We’ve continued to offload the problematic file server and loads across the cluster have actually looked quite good (almost all servers under a load of 5, many around 2-3 and only one was ever at or above 10) so we had hoped that we could restore snapshot backups for users on that server. Unfortunately the result increased the disk usage again on that file server to the point that is has been displaying the same symptoms as before. The good news is that the fix is simply a matter of disabling the backup snapshots again and then dropping that data. We’ve already done the disabling and are in the process of dropping - this is resulting in some very inflated loads across the cluster but as soon as we have completed this I’ll be issuing soft reboots (easier on the hardware) that will fix the loads you’re seeing as well as adding an update here. This should eliminate the performance issues that have been reported (we’ll just have to get that particular file server even lower before we restore those snapshots again). My apologies for this and for the concerns that it has caused.

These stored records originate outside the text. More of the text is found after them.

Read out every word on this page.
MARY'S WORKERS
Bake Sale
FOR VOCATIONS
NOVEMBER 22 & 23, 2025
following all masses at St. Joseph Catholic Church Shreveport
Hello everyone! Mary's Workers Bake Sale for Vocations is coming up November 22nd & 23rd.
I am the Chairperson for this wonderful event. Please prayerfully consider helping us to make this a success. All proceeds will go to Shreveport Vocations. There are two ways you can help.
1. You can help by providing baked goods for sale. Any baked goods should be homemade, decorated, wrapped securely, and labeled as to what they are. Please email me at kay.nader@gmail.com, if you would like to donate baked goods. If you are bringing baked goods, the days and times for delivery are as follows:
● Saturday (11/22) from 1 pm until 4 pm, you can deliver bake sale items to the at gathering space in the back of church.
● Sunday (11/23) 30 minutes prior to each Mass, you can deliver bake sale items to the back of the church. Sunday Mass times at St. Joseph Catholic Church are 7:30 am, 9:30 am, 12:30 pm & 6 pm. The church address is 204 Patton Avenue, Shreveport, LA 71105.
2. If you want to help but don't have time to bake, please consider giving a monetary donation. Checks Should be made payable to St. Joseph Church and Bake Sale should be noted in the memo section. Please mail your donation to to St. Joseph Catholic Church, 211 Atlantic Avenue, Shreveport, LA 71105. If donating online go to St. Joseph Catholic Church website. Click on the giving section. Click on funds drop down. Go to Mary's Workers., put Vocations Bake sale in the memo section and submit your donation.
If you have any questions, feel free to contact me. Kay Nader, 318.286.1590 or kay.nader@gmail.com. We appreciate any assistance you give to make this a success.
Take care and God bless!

Update: The utilization is already down from 93% to 92% but this is multiple TB of data at issue so it may take a few hours to complete the dropping of the data. I’ll be keeping an eye on it and rebooting any servers that appear to need extra attention (changes like this often result in that extra step being needed to stabilize things). There will be another update once we’re satisfied that things are fixed.
Update: We’re now back down to 89% - I am still seeing load issues so we’re not out of the woods yet but once the process completes we’ll know if that did it or not (I will continue to update).
Update: Utilization is at 87% and loads have improved so I am updating the severity to medium but not marking it resolved as we still need to see the loads and performance back to what they were a week ago.
Update Tuesday, May 13th: Utilization crept back up (it appears that there were still some rules on the file server leading to creation of the snapshots we deleted, these have been removed and the deletion process is underway again). The admin team is also looking into completely removing this file server from the system (for now we intend to keep offloading it non-stop to ensure that no more issues crop up).
Update Thursday, May 15th: The snapshot data is gone and loads have dropped back to what they should be but we’re going to be moving people off of that file server (we have new hardware coming in that should allow us to completely offload it and eventually scrap it).